In de gegeneraliseerde vorm die veel voorkomt, kan de spierzwakte zich uitbreiden naar de gehele skeletspieren en zelfs levensbedreigend worden als de functie van de ademhalingsspieren verstoord is. Lambert-Eaten-syndroom (LES) is ook een auto-immuunziekte. De verstoorde overdracht van excitatie manifesteert zich echter bij de synaptische terminaltoets.

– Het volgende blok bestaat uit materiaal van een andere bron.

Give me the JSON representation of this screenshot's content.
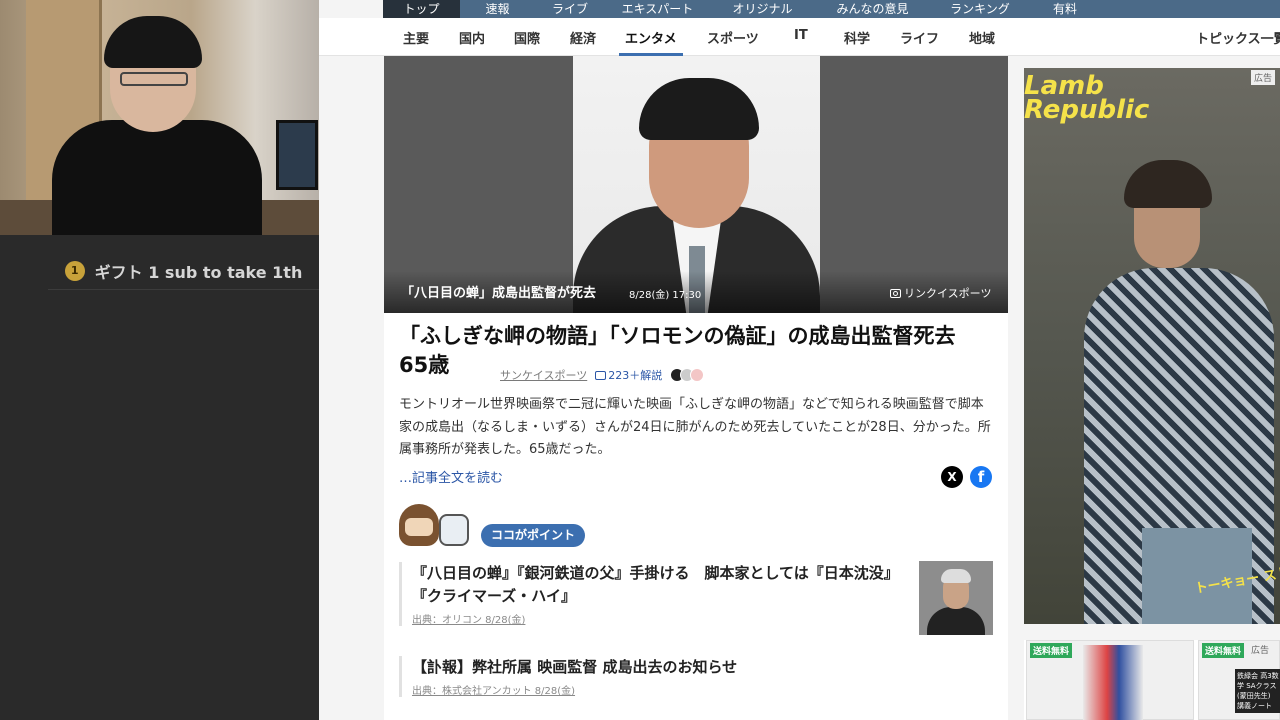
{
  "stream": {
    "gift_badge": "1",
    "gift_text": "ギフト 1 sub to take 1th"
  },
  "top_nav": {
    "tabs": [
      "トップ",
      "速報",
      "ライブ",
      "エキスパート",
      "オリジナル",
      "みんなの意見",
      "ランキング",
      "有料"
    ]
  },
  "category_nav": {
    "items": [
      "主要",
      "国内",
      "国際",
      "経済",
      "エンタメ",
      "スポーツ",
      "IT",
      "科学",
      "ライフ",
      "地域"
    ],
    "active": "エンタメ",
    "topics": "トピックス一覧"
  },
  "hero": {
    "caption": "「八日目の蝉」成島出監督が死去",
    "time": "8/28(金) 17:30",
    "credit": "リンクイスポーツ"
  },
  "article": {
    "headline": "「ふしぎな岬の物語」「ソロモンの偽証」の成島出監督死去　65歳",
    "source": "サンケイスポーツ",
    "comments": "223＋解説",
    "summary": "モントリオール世界映画祭で二冠に輝いた映画「ふしぎな岬の物語」などで知られる映画監督で脚本家の成島出（なるしま・いずる）さんが24日に肺がんのため死去していたことが28日、分かった。所属事務所が発表した。65歳だった。",
    "read_more": "…記事全文を読む",
    "share_x": "X",
    "share_fb": "f"
  },
  "points": {
    "pill": "ココがポイント",
    "items": [
      {
        "title": "『八日目の蝉』『銀河鉄道の父』手掛ける　脚本家としては『日本沈没』『クライマーズ・ハイ』",
        "source": "出典：オリコン 8/28(金)"
      },
      {
        "title": "【訃報】弊社所属 映画監督 成島出去のお知らせ",
        "source": "出典：株式会社アンカット 8/28(金)"
      }
    ]
  },
  "ads": {
    "brand": "Lamb Republic",
    "label": "広告",
    "tagline": "トーキョー ストリートスタ",
    "product_tag_1": "送料無料",
    "product_tag_2": "送料無料",
    "product_2_label": "広告",
    "product_2_text": "鉄緑会 高3数学 SAクラス(蒙田先生) 講義ノート"
  },
  "colors": {
    "accent": "#3c6fb0",
    "top_nav_bg": "#4b6a88",
    "link": "#2b56a6"
  }
}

De antilichamen blokkeren de calciumkanalen op het presynaptische membraan, wat resulteert in een beperkte afgifte van de neurotransmitter actelycholine. Typische symptomen zijn een vertraagde maximale krachtontwikkeling en snelle spiervermoeidheid, vooral proximaal en nabij de romp.
LES komt vooral voor bij tumoren. Myasthenia-syndromen kunnen echter ook gepaard gaan met endocriene ziekten zoals diabetes mellitus of een overactieve schildklier. In deze gevallen verdwijnen de symptomen meestal zodra de onderliggende ziekte is behandeld. Er zijn echter ook aangeboren aandoeningen die terug te voeren zijn op genetische defecten. Symptomen zoals spierzwakte of verlammingsverschijnselen kunnen ook worden veroorzaakt door neurotoxines. Het zeer giftige botulinumtoxine remt de afgifte van de neurotransmitter acetylcholine aan de neuromusculaire eindplaat en heeft zelfs bij lage doses een dodelijk effect.